1) The technology shift—Property managers have moved from radios to smartphones, allowing them to work remotely and provide continuous access. "You don’t have to be tied to your desk anymore,” Bill says, but the challenge is balancing work and life.  He’s also watching for the ever-changing impact of technology and how it'll affect operating expenses.

2) Emergency preparedness—There will be a continued focus on being prepared and ready for an event as it unfolds, instead of saying, "We should have done this." Bill quotes John Wooden: "Failing to prepare is preparing to fail."

3) Transformation of property managers into asset managers—You need the right talent to keep up with building owner demands. Bill’s firm revamped its training program (Cassidy Turley University) to reflect this. Having the right chemistry is essential to a successful relationship.

Steve Core, President, RiverRock Real Estate Group


1) The economy—Where the economy is going will affect how and where RiverRock’s clients will buy and develop buildings. The company recently branched into Denver to meet clients' needs there.

2) Technology implementation—More buildings will adopt fully integrated software that merges property management, maintenance, and customer service interfaces, "making it easier to do our jobs," Steve says.  And technology is also encouraging tenants to look at open, collaborative workspaces, so RiverRock has to take that into account while marketing space to maximize its appeal.

3) New California laws—Assembly Bill 1103, which was passed in ’07, is finally going into play and mandates energy benchmarking and disclosures.  (Owners and managers will need to closely monitor and report consumption using Energy Star.)  Although management firms have been gearing up for the new requirement, not all utility providers are prepared and are still working out the bugs in their systems.  Additionally, new construction requirements become effective January, impacting tenant improvement and capital upgrades. "We’ll be tracking that and others closely, especially how they impact clients’ costs."

Bryce Egbert, Director of Business Development, Vestar


1) The next generation of store design—Bryce (above, center with colleagues Jeff Axtell and Jeff Miyaoka) is seeing changes in store prototypes, and understanding and accommodating the new plans of major retailers is going to be an important component in attracting and retaining the best national tenants.

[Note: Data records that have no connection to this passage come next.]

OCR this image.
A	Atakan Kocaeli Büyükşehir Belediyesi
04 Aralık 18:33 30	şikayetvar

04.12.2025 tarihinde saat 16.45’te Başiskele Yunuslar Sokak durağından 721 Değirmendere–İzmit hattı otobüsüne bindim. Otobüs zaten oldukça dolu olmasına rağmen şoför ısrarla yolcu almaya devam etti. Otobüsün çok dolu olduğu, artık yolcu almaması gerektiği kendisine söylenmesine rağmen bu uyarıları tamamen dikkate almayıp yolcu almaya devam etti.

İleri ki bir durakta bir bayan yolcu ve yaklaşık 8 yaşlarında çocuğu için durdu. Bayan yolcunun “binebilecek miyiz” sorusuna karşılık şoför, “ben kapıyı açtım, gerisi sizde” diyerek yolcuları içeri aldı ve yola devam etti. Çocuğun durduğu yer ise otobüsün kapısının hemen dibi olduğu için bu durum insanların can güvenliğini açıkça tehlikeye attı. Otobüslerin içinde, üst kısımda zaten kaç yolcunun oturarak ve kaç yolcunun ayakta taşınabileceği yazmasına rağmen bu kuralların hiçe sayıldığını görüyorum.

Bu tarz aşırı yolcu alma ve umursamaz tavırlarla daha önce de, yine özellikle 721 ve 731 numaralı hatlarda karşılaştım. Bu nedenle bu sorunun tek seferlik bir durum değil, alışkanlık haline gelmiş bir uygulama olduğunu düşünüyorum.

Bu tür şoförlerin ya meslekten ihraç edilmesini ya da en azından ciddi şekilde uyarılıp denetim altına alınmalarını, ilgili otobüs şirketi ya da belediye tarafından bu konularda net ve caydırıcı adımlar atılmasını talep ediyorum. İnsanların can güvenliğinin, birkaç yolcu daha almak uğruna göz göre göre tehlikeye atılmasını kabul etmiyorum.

2) Technology to predict shopping center success—There's tech to keep close track of tenant sales, shopping patterns, and other important indicators. "This data allows our leasing oversight and in-house marketing teams to create strategic plans, which are based on what the community wants," Bryce says. (Keep an eye out for tech telling us to build metal and hard drive stores; that's how we'll know our robots have become sentient.)

3) Sustainability in retail—Bryce says Vestar is constantly looking to improve efficiencies in water and energy, while also providing important technologies to the community such as electric vehicle charging stations.